In July 2023, a new partnership to incorporate blockchain technology into marine energy trading was launched by British multinational professional services network Deloitte, marine solution provider KPI OceanConnect and payment services provider ZTLment. These three parties entered into a collaboration on the creation of a digital platform for trading carbon credits in the shipping industry.

Two months after that, a government-level £1.5 million fund was initiated to enable feasibility studies for planned green shipping corridors between the United Kingdom, Norway, Denmark, and the Netherlands. These green shipping corridors will see the operation of low/zero emission vessels.

Introducing ‘SmartShipping’

Let’s discuss ‘SmartShipping by Komorebi’, an AI-powered tool that optimises maritime transport operations while reducing its environmental impact through weather routing and performance optimisation.

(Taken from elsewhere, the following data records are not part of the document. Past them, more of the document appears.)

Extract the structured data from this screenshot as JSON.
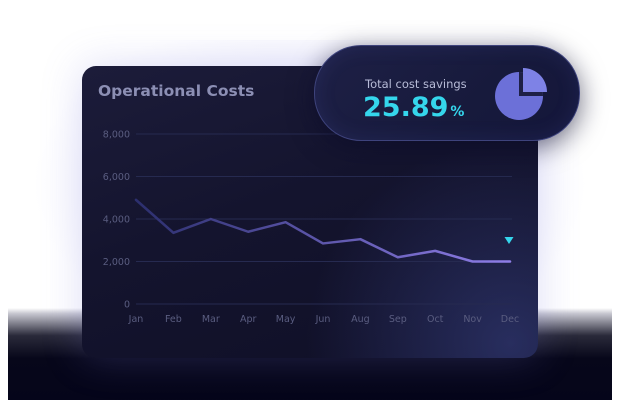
{
  "card": {
    "title": "Operational Costs"
  },
  "savings": {
    "label": "Total cost savings",
    "value": "25.89",
    "unit": "%",
    "icon": "pie-chart-icon",
    "accent": "#35d6ec"
  },
  "chart_data": {
    "type": "line",
    "title": "",
    "xlabel": "",
    "ylabel": "",
    "categories": [
      "Jan",
      "Feb",
      "Mar",
      "Apr",
      "May",
      "Jun",
      "Aug",
      "Sep",
      "Oct",
      "Nov",
      "Dec"
    ],
    "y_ticks": [
      "0",
      "2,000",
      "4,000",
      "6,000",
      "8,000"
    ],
    "ylim": [
      0,
      8000
    ],
    "grid": true,
    "series": [
      {
        "values": [
          4900,
          3350,
          4000,
          3400,
          3850,
          2850,
          3050,
          2200,
          2500,
          2000,
          2000
        ]
      }
    ],
    "line_gradient": [
      "#2c2f6e",
      "#8f7ee8"
    ]
  }
}
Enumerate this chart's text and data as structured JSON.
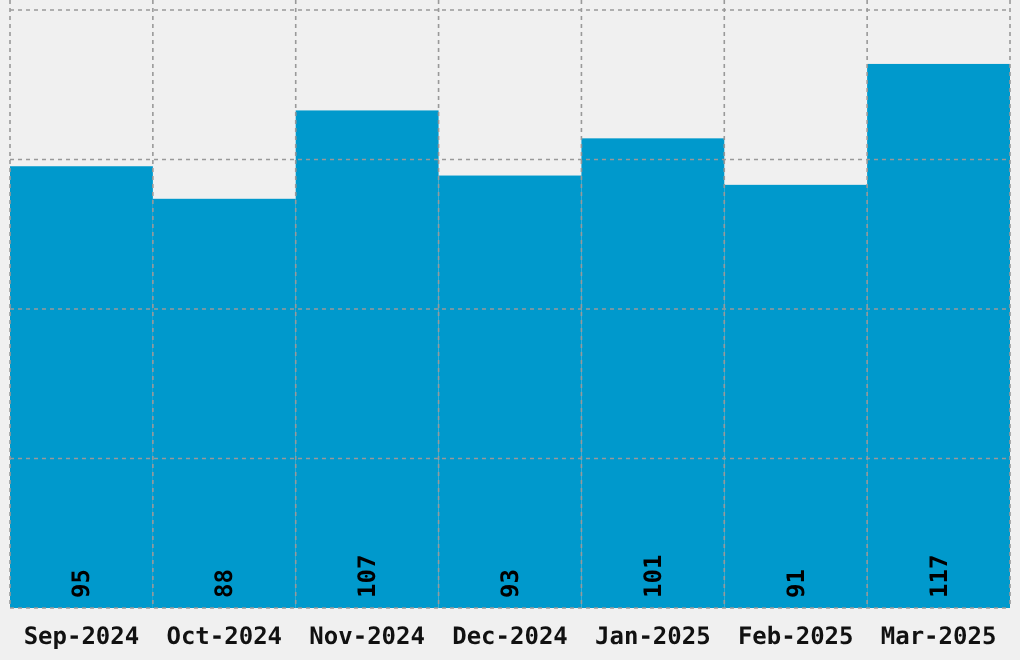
{
  "chart_data": {
    "type": "bar",
    "categories": [
      "Sep-2024",
      "Oct-2024",
      "Nov-2024",
      "Dec-2024",
      "Jan-2025",
      "Feb-2025",
      "Mar-2025"
    ],
    "values": [
      95,
      88,
      107,
      93,
      101,
      91,
      117
    ],
    "color": "#0099cc",
    "data_labels": true,
    "grid": true,
    "tick_labels": "x",
    "ylim": [
      0,
      128.6
    ],
    "yticks": [
      {
        "value": 0,
        "label": null
      },
      {
        "value": 32.15,
        "label": null
      },
      {
        "value": 64.3,
        "label": null
      },
      {
        "value": 96.45,
        "label": null
      },
      {
        "value": 128.6,
        "label": null
      }
    ]
  }
}
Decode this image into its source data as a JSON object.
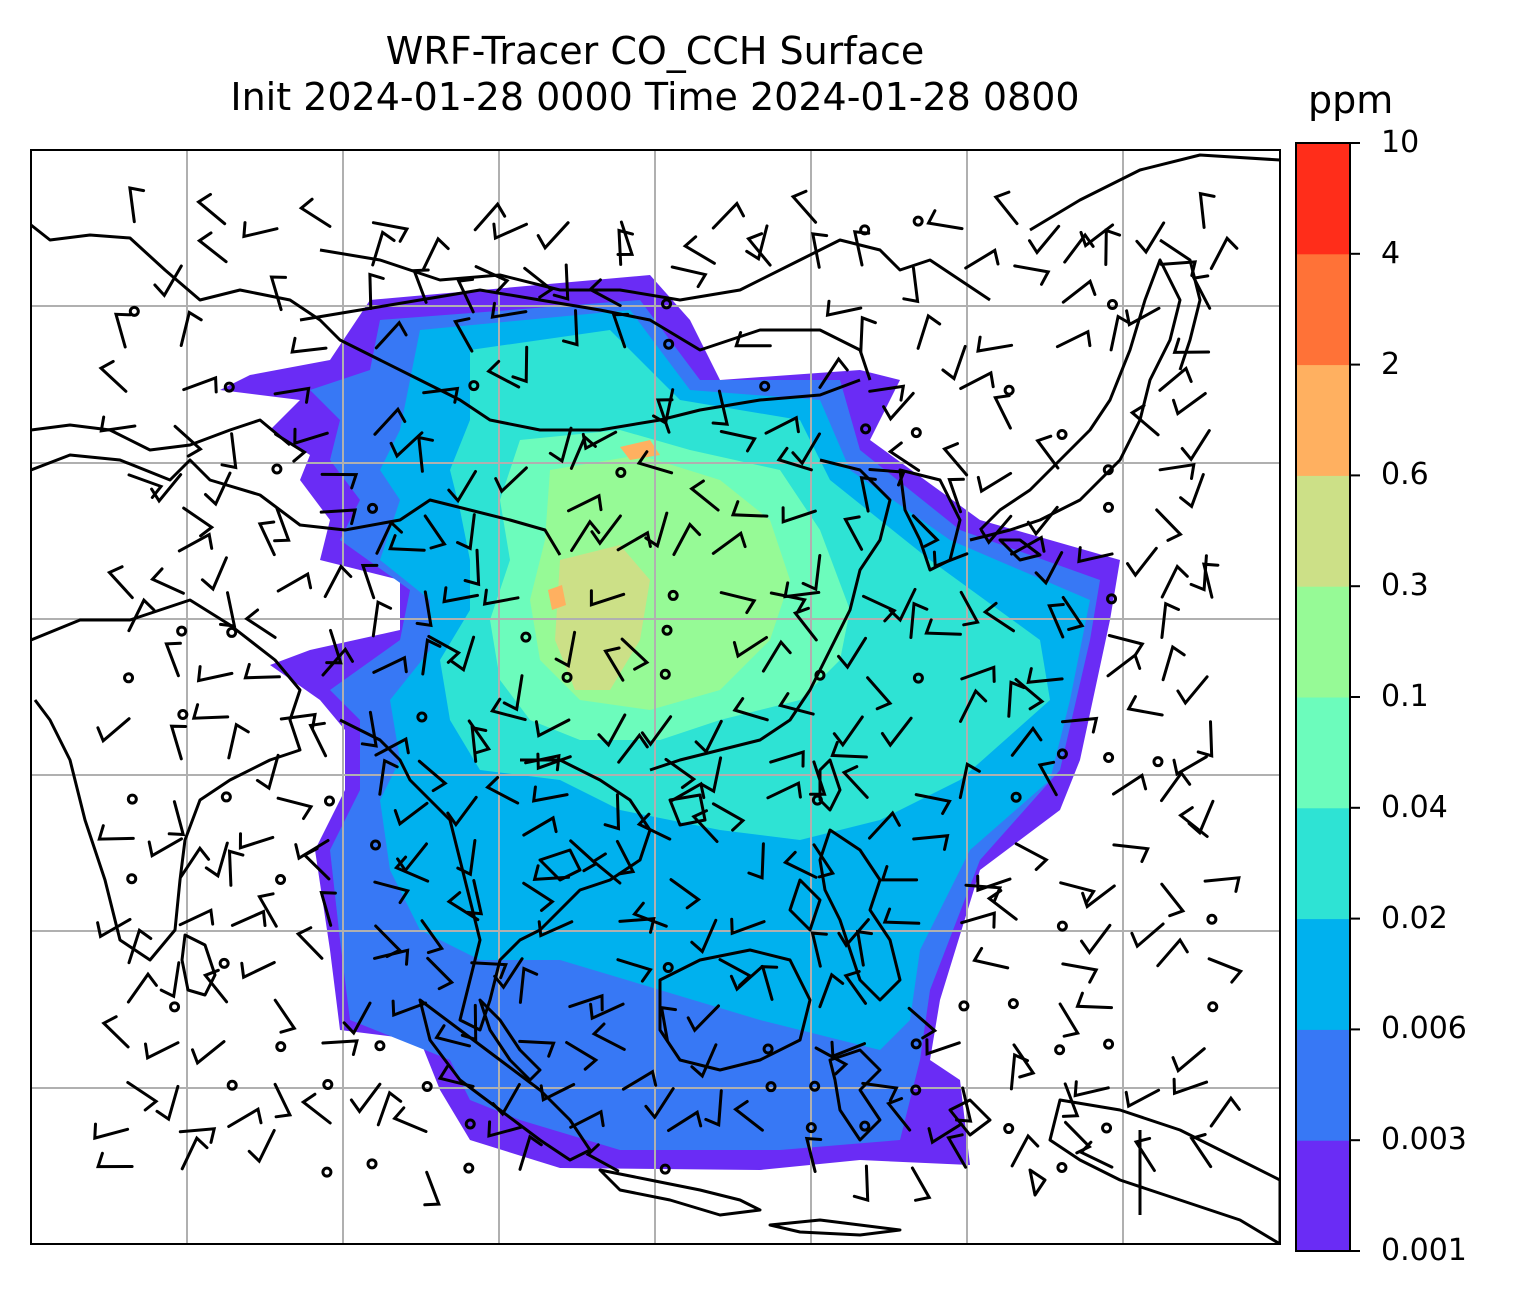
{
  "title": {
    "line1": "WRF-Tracer CO_CCH Surface",
    "line2": "Init 2024-01-28 0000 Time 2024-01-28 0800"
  },
  "colorbar": {
    "unit": "ppm",
    "ticks": [
      "0.001",
      "0.003",
      "0.006",
      "0.02",
      "0.04",
      "0.1",
      "0.3",
      "0.6",
      "2",
      "4",
      "10"
    ],
    "colors": [
      "#6a2cf5",
      "#3778f5",
      "#00b1ee",
      "#2ee3d4",
      "#6cfcbc",
      "#96fa96",
      "#cce087",
      "#ffb060",
      "#ff7237",
      "#ff2d1a"
    ]
  },
  "map": {
    "frame_color": "#000000",
    "gridline_color": "#b0b0b0",
    "coastline_color": "#000000",
    "barb_color": "#000000"
  }
}
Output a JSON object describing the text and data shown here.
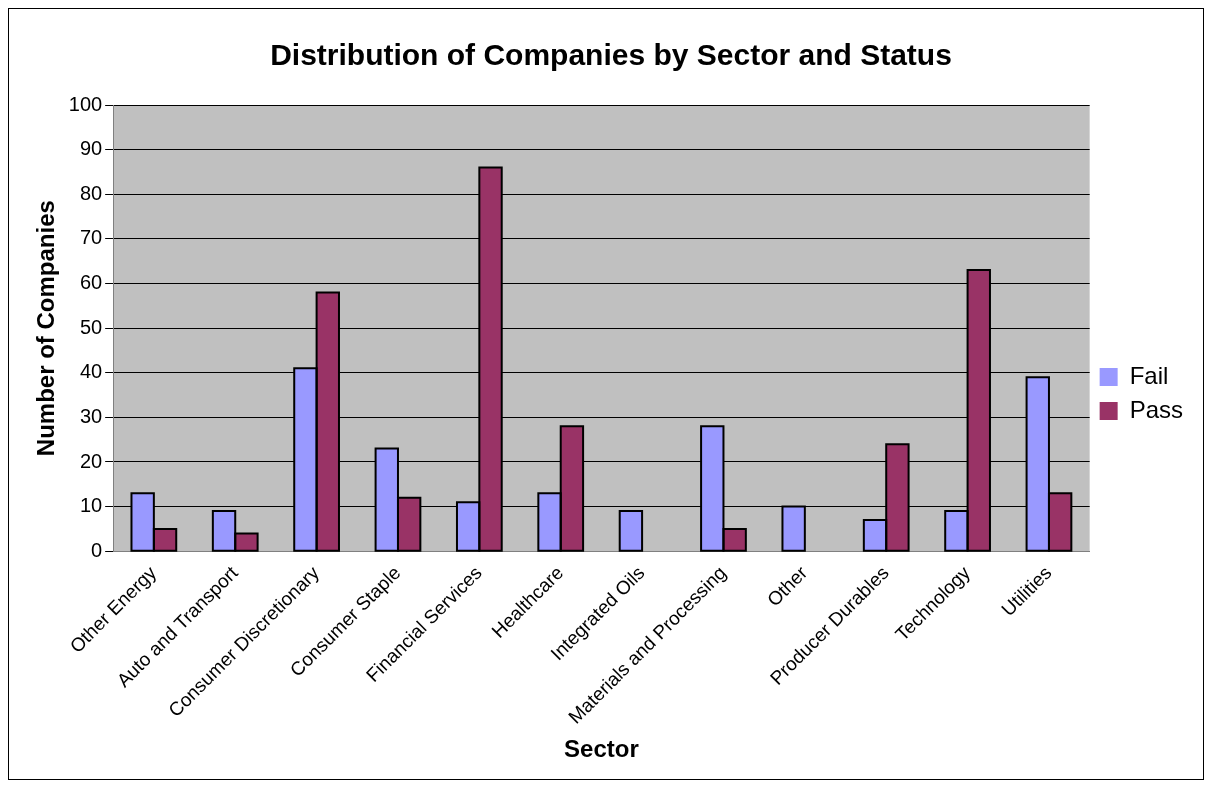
{
  "chart_data": {
    "type": "bar",
    "title": "Distribution of Companies by Sector and Status",
    "xlabel": "Sector",
    "ylabel": "Number of Companies",
    "categories": [
      "Other Energy",
      "Auto and Transport",
      "Consumer Discretionary",
      "Consumer Staple",
      "Financial Services",
      "Healthcare",
      "Integrated Oils",
      "Materials and Processing",
      "Other",
      "Producer Durables",
      "Technology",
      "Utilities"
    ],
    "series": [
      {
        "name": "Fail",
        "color": "#9999ff",
        "values": [
          13,
          9,
          41,
          23,
          11,
          13,
          9,
          28,
          10,
          7,
          9,
          39
        ]
      },
      {
        "name": "Pass",
        "color": "#993366",
        "values": [
          5,
          4,
          58,
          12,
          86,
          28,
          null,
          5,
          null,
          24,
          63,
          13
        ]
      }
    ],
    "ylim": [
      0,
      100
    ],
    "yticks": [
      0,
      10,
      20,
      30,
      40,
      50,
      60,
      70,
      80,
      90,
      100
    ],
    "grid": "y",
    "legend": "right"
  }
}
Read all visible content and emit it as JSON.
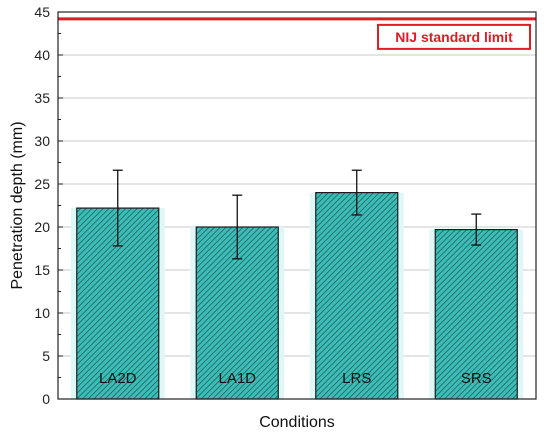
{
  "chart_data": {
    "type": "bar",
    "title": "",
    "xlabel": "Conditions",
    "ylabel": "Penetration depth (mm)",
    "categories": [
      "LA2D",
      "LA1D",
      "LRS",
      "SRS"
    ],
    "values": [
      22.2,
      20.0,
      24.0,
      19.7
    ],
    "error": [
      4.4,
      3.7,
      2.6,
      1.8
    ],
    "ylim": [
      0,
      45
    ],
    "yticks": [
      0,
      5,
      10,
      15,
      20,
      25,
      30,
      35,
      40,
      45
    ],
    "grid": true,
    "reference_line": {
      "value": 44.2,
      "label": "NIJ standard limit"
    },
    "colors": {
      "bar_fill": "#3dbdb8",
      "bar_hatch": "#1f5f5c",
      "bar_glow": "#dff7f7",
      "limit_line": "#e31b23",
      "grid": "#c8c8c8"
    }
  }
}
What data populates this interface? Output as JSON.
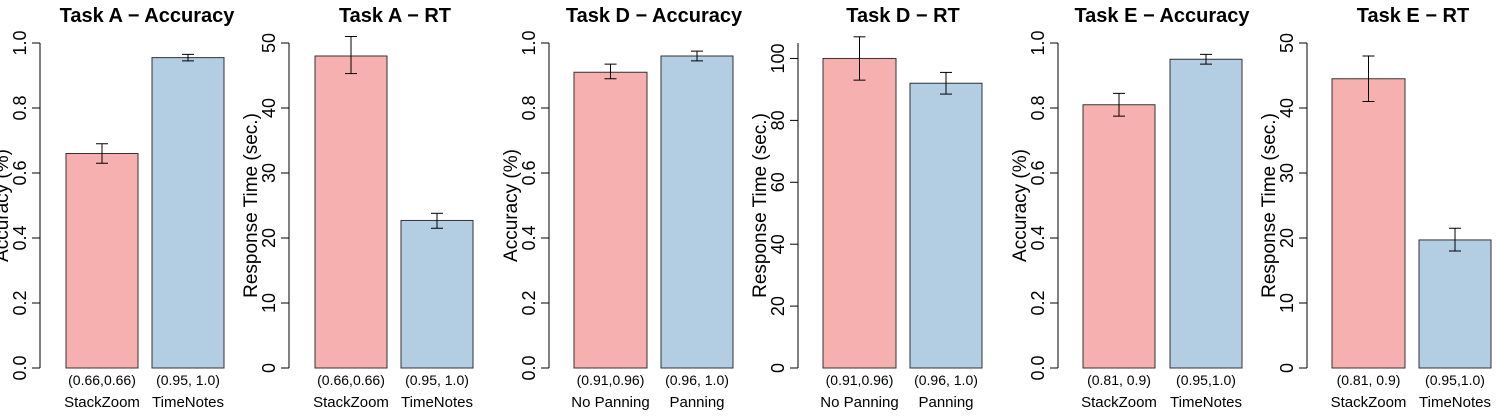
{
  "chart_data": [
    {
      "type": "bar",
      "title": "Task A − Accuracy",
      "ylabel": "Accuracy (%)",
      "ylim": [
        0,
        1.0
      ],
      "yticks": [
        "0.0",
        "0.2",
        "0.4",
        "0.6",
        "0.8",
        "1.0"
      ],
      "categories": [
        "StackZoom",
        "TimeNotes"
      ],
      "values": [
        0.66,
        0.955
      ],
      "err_low": [
        0.63,
        0.945
      ],
      "err_high": [
        0.69,
        0.965
      ],
      "interval_labels": [
        "(0.66,0.66)",
        "(0.95, 1.0)"
      ],
      "colors": [
        "#f7b0b0",
        "#b3cde3"
      ]
    },
    {
      "type": "bar",
      "title": "Task A − RT",
      "ylabel": "Response Time (sec.)",
      "ylim": [
        0,
        50
      ],
      "yticks": [
        "0",
        "10",
        "20",
        "30",
        "40",
        "50"
      ],
      "categories": [
        "StackZoom",
        "TimeNotes"
      ],
      "values": [
        48,
        22.7
      ],
      "err_low": [
        45.3,
        21.5
      ],
      "err_high": [
        51,
        23.8
      ],
      "interval_labels": [
        "(0.66,0.66)",
        "(0.95, 1.0)"
      ],
      "colors": [
        "#f7b0b0",
        "#b3cde3"
      ]
    },
    {
      "type": "bar",
      "title": "Task D − Accuracy",
      "ylabel": "Accuracy (%)",
      "ylim": [
        0,
        1.0
      ],
      "yticks": [
        "0.0",
        "0.2",
        "0.4",
        "0.6",
        "0.8",
        "1.0"
      ],
      "categories": [
        "No Panning",
        "Panning"
      ],
      "values": [
        0.91,
        0.96
      ],
      "err_low": [
        0.89,
        0.945
      ],
      "err_high": [
        0.935,
        0.975
      ],
      "interval_labels": [
        "(0.91,0.96)",
        "(0.96, 1.0)"
      ],
      "colors": [
        "#f7b0b0",
        "#b3cde3"
      ]
    },
    {
      "type": "bar",
      "title": "Task D − RT",
      "ylabel": "Response Time (sec.)",
      "ylim": [
        0,
        105
      ],
      "yticks": [
        "0",
        "20",
        "40",
        "60",
        "80",
        "100"
      ],
      "categories": [
        "No Panning",
        "Panning"
      ],
      "values": [
        100,
        92
      ],
      "err_low": [
        93,
        88.5
      ],
      "err_high": [
        107,
        95.5
      ],
      "interval_labels": [
        "(0.91,0.96)",
        "(0.96, 1.0)"
      ],
      "colors": [
        "#f7b0b0",
        "#b3cde3"
      ]
    },
    {
      "type": "bar",
      "title": "Task E − Accuracy",
      "ylabel": "Accuracy (%)",
      "ylim": [
        0,
        1.0
      ],
      "yticks": [
        "0.0",
        "0.2",
        "0.4",
        "0.6",
        "0.8",
        "1.0"
      ],
      "categories": [
        "StackZoom",
        "TimeNotes"
      ],
      "values": [
        0.81,
        0.95
      ],
      "err_low": [
        0.775,
        0.935
      ],
      "err_high": [
        0.845,
        0.965
      ],
      "interval_labels": [
        "(0.81, 0.9)",
        "(0.95,1.0)"
      ],
      "colors": [
        "#f7b0b0",
        "#b3cde3"
      ]
    },
    {
      "type": "bar",
      "title": "Task E − RT",
      "ylabel": "Response Time (sec.)",
      "ylim": [
        0,
        50
      ],
      "yticks": [
        "0",
        "10",
        "20",
        "30",
        "40",
        "50"
      ],
      "categories": [
        "StackZoom",
        "TimeNotes"
      ],
      "values": [
        44.5,
        19.7
      ],
      "err_low": [
        41,
        18
      ],
      "err_high": [
        48,
        21.5
      ],
      "interval_labels": [
        "(0.81, 0.9)",
        "(0.95,1.0)"
      ],
      "colors": [
        "#f7b0b0",
        "#b3cde3"
      ]
    }
  ]
}
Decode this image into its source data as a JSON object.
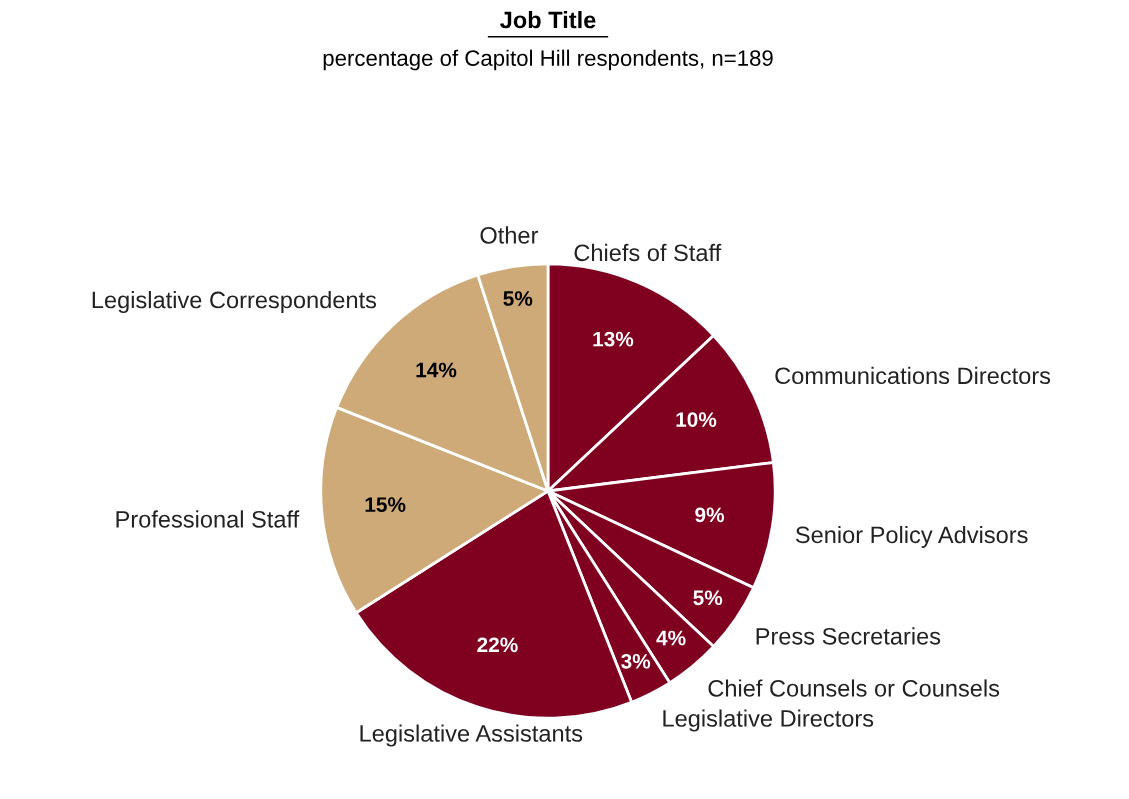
{
  "chart_data": {
    "type": "pie",
    "title": "Job Title",
    "subtitle": "percentage of Capitol Hill respondents, n=189",
    "categories": [
      "Chiefs of Staff",
      "Communications Directors",
      "Senior Policy Advisors",
      "Press Secretaries",
      "Chief Counsels or Counsels",
      "Legislative Directors",
      "Legislative Assistants",
      "Professional Staff",
      "Legislative Correspondents",
      "Other"
    ],
    "values": [
      13,
      10,
      9,
      5,
      4,
      3,
      22,
      15,
      14,
      5
    ],
    "value_labels": [
      "13%",
      "10%",
      "9%",
      "5%",
      "4%",
      "3%",
      "22%",
      "15%",
      "14%",
      "5%"
    ],
    "colors": [
      "#800020",
      "#800020",
      "#800020",
      "#800020",
      "#800020",
      "#800020",
      "#800020",
      "#cfaa79",
      "#cfaa79",
      "#cfaa79"
    ],
    "legend": false
  }
}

Maritime traffic, as of October 2023, is producing 2.5% of the planet’s total CO2 emissions. While the International Maritime Organisation aims to reduce the stat by 40% before 2030, the industry also faces the situation where fuel is occupying some 60% of the total operational cost of sea transport, thereby pushing the bill in this area to €120 Billion per year. The sector is looking for ‘Route Optimisation’ to save 3-10% of the current fuel expenditure figures. And last but not least sailing under adverse weather conditions is causing 48% of total maritime casualties. ‘SmartShipping by Komorebi’ has emerged as an answer for the above industry challenges through its ‘Data Driven Optimisation Model’.

The innovation uses advanced mathematical models to accurately simulate the interaction of waves, currents and wind on a specific vessel while combining the evolutionary optimisation algorithms and gradient descent variation methods to find the optimal route according to the user-defined criteria.

“Oceanographic and weather conditions are constantly changing, so optimal routes will change every day. Also on a given day, the optimal route will be different for each vessel. All our data are daily updated from main weather and ocean data providers,” commented ‘SmartShipping by Komorebi’, while explaining the product.

In conclusion, ‘Smart Shipping’ heralds a transformative era for the maritime industry. Beyond mere autonomy, it’s a nuanced blend of digitalisation and data management tailored to each vessel’s unique needs. From enhancing safety in Dutch waterways to AI-equipped LNG carriers, real-world applications are diverse. The ‘SmartShipping by Komorebi’ initiative exemplifies how AI, weather routing, and performance optimisation can drive efficiency, sustainability, and cost savings—a crucial course for an industry navigating the seas of innovation.